Namens de burgemeester is benadrukt dat hij de klachten wel degelijk serieus neemt, dat hij zelf ook heeft gesproken met omwonenden, dat veel voorschriften zijn aangescherpt in vergelijking met vorig jaar, en dat hij, gelet op het verschil in beleving tussen verzoekster en de burgemeester, ook een extern bureau heeft ingehuurd om het gesprek tussen de omwonenden en de burgemeester verder te begeleiden. Bij de (ook in de vergunning uitdrukkelijk neergelegde) aanscherpingen gaat het met name om het volgende:
- er worden meer handhavers ingezet, nu ook vanaf het water;
- alle feesten op vrijdag starten een uur later;
- alle feesten op zaterdag starten drie uur later;
- de botenparade start een uur eerder en is dus een uur eerder voorbij;
- er zijn minder feesten dan in 2016 en 2015;
- het geluid wordt permanent gemonitord;
- de route van de botenparade is omgekeerd, waardoor de stremming waarmee vorig jaar is begonnen beter gerealiseerd kan worden;
- het aggregaat op het Amstelveld staat ’s nachts uit.
9.2
Onder die omstandigheden is de conclusie dat de vergunningverlening van de burgemeester voldoende zorgvuldig tot stand is gekomen.
10. Verzoekster klaagt ook nog meer in het bijzonder over te verwachten overlast rond het Amstelveld.
De burgemeester stelt daar tegenover dat het Amstelveld het enige plein is in de binnenstad van die omvang en de enige mogelijke (plein-)locatie aan de vaarroute van de botenparade.
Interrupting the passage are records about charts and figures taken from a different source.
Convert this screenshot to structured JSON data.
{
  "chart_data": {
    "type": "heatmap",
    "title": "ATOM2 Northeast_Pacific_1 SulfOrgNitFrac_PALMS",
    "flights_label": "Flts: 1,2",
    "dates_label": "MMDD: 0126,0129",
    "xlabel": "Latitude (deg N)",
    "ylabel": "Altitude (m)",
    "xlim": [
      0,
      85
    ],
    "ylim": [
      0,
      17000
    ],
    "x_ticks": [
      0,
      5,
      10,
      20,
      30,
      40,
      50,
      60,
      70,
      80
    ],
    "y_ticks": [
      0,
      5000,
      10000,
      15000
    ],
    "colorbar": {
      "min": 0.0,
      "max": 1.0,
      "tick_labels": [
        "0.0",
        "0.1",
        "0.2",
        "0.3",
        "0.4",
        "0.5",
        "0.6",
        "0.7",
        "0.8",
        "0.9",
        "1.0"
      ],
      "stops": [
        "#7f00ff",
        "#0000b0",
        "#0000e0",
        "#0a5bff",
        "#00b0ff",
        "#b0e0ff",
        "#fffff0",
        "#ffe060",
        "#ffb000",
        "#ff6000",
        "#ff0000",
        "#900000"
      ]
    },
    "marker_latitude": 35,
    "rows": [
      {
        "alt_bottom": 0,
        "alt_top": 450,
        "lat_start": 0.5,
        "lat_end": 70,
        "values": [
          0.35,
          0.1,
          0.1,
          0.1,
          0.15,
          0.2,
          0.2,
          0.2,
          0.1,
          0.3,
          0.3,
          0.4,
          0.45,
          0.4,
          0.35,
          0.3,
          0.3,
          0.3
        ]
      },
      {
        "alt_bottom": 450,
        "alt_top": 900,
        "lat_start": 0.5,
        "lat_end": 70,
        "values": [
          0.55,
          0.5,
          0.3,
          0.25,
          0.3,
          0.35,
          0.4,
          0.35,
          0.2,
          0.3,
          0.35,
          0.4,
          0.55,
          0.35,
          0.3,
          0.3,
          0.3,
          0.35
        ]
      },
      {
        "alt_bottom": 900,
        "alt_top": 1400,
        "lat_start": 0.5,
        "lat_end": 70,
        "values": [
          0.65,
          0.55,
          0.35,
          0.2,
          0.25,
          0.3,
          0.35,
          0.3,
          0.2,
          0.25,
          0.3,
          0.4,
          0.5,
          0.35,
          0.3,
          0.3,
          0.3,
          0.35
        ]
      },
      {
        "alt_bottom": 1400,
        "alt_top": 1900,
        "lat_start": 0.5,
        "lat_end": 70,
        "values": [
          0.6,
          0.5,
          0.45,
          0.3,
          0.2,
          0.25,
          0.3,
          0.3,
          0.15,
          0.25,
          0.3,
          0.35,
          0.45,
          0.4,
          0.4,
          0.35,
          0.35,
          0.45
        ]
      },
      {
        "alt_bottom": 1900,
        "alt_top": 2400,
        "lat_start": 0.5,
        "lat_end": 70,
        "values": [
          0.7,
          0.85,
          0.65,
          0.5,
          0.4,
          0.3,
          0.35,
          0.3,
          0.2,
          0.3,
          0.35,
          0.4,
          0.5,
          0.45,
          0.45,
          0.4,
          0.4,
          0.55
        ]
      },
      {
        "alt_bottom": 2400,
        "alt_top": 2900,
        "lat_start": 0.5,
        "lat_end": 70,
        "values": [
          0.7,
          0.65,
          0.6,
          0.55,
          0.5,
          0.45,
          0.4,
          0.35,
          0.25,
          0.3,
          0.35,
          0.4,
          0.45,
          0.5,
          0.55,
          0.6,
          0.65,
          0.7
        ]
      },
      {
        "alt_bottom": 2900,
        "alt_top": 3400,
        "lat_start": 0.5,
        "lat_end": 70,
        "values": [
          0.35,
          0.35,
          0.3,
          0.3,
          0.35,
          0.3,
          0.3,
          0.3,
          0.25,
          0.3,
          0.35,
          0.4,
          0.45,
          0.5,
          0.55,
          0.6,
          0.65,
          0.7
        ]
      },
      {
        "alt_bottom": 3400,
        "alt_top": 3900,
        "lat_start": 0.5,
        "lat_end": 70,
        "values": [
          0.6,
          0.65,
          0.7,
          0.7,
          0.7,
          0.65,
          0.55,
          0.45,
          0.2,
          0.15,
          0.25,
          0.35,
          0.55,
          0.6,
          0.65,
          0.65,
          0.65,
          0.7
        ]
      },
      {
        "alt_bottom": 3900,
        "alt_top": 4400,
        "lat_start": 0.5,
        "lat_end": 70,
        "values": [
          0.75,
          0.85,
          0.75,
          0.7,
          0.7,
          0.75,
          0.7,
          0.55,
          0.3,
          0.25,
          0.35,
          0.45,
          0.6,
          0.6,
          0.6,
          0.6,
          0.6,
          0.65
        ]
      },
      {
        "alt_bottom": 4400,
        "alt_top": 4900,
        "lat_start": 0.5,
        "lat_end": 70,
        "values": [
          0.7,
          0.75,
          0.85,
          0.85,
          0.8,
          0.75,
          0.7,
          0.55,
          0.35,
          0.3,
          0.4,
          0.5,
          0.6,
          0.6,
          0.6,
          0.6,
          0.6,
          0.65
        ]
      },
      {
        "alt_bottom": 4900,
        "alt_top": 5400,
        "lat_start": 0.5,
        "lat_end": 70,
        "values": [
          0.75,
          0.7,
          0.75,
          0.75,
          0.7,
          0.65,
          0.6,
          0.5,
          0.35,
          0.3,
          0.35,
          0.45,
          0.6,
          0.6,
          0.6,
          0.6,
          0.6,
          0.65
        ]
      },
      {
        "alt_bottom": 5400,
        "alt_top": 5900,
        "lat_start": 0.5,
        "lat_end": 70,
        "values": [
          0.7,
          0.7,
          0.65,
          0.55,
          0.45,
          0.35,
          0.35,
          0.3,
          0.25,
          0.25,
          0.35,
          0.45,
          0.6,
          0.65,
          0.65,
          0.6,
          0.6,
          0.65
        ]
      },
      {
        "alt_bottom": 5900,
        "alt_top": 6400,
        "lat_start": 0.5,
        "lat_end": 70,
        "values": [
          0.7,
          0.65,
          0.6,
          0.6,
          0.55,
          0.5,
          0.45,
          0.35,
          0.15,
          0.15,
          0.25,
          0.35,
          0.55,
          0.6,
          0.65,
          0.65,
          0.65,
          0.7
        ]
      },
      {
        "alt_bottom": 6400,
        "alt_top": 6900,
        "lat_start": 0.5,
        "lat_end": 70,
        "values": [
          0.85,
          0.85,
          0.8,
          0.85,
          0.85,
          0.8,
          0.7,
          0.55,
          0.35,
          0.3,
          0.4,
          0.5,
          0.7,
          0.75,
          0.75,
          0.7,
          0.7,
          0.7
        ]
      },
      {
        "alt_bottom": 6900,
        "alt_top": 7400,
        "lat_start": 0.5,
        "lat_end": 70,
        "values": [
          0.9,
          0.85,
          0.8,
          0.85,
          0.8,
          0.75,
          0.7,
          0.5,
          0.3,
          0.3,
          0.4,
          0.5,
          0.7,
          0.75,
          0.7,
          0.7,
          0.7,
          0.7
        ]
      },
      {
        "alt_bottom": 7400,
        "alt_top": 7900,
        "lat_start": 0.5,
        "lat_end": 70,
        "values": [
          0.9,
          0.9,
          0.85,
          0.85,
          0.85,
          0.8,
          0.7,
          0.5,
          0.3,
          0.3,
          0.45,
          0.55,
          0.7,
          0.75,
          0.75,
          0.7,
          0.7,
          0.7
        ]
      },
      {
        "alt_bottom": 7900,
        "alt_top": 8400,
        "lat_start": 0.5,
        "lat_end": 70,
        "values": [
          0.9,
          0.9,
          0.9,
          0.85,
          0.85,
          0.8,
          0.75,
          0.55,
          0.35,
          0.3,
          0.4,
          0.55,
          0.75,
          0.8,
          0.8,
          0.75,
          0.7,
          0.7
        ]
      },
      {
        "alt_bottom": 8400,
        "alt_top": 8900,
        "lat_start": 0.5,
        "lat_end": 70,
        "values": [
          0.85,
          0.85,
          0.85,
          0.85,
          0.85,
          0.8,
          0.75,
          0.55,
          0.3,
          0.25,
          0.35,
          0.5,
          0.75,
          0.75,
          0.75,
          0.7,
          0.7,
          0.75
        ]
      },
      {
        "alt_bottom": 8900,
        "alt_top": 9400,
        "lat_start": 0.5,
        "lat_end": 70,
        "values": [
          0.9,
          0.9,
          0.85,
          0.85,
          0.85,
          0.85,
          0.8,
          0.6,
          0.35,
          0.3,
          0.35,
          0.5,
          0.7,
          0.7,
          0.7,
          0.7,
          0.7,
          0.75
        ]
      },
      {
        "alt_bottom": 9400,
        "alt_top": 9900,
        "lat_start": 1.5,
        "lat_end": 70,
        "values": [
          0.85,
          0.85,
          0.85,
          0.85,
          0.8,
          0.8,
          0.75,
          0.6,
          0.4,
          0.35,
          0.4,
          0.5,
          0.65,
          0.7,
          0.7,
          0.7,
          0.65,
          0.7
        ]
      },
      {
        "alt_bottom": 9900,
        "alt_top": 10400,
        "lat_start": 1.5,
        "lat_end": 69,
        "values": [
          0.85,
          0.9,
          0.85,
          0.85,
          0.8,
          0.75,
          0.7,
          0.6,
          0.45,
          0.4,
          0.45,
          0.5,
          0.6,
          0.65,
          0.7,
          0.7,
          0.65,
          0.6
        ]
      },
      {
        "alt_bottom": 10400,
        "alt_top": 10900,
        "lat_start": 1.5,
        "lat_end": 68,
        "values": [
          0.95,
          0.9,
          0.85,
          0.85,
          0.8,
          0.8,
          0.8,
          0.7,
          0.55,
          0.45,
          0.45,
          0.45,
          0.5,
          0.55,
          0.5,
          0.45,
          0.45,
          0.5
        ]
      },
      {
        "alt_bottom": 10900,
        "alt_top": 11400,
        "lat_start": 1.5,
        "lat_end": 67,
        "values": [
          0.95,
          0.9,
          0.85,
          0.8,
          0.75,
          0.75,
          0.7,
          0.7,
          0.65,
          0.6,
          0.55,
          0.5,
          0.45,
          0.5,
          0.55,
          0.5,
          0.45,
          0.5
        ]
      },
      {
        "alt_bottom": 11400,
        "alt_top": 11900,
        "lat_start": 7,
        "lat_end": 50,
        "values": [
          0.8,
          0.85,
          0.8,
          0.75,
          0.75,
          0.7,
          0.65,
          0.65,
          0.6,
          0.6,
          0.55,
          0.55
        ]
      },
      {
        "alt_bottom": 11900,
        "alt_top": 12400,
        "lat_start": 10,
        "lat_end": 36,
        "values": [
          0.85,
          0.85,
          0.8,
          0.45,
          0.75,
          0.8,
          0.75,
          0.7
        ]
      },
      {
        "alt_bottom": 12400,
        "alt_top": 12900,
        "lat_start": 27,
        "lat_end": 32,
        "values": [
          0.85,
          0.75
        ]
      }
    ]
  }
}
Vergunninghouder heeft toegelicht dat het Amstelveld een bijzondere betekenis heeft voor de gay-gemeenschap in brede zin. Meer dan op andere locaties is daar een fysieke belichaming van de Pride mogelijk.
De voorzieningenrechter is van oordeel dat de burgemeester mede om deze specifieke redenen in redelijkheid heeft kunnen besluiten tot het houden van de vergunde festiviteiten, (ook) op het Amstelveld.
11. Er is daarom geen aanleiding voor ingrijpen door de voorzieningenrechter in de besluitvorming van de burgemeester, ook niet door het verbinden van nadere voorschriften aan de vergunning. De burgemeester is op zorgvuldige wijze gebleven binnen de ruimte die de wet en de rechtspraak hem biedt.
Dit betekent dat de voorzieningenrechter het verzoek om voorlopige voorziening afwijst. Voor een proceskostenveroordeling of vergoeding van het door het wijkcentrum betaalde griffierecht bestaat geen aanleiding.

Beslissing

De voorzieningenrechter wijst het verzoek om voorlopige voorziening af.
Deze uitspraak is gedaan door mr. H.J. Tijselink, voorzieningenrechter, in aanwezigheid van mr. M.M. van Duren, griffier. De beslissing is in het openbaar uitgesproken op 19 juli 2017.
griffier voorzieningenrechter
Afschrift verzonden aan partijen op:

Rechtsmiddel

Tegen deze uitspraak staat geen hoger beroep open.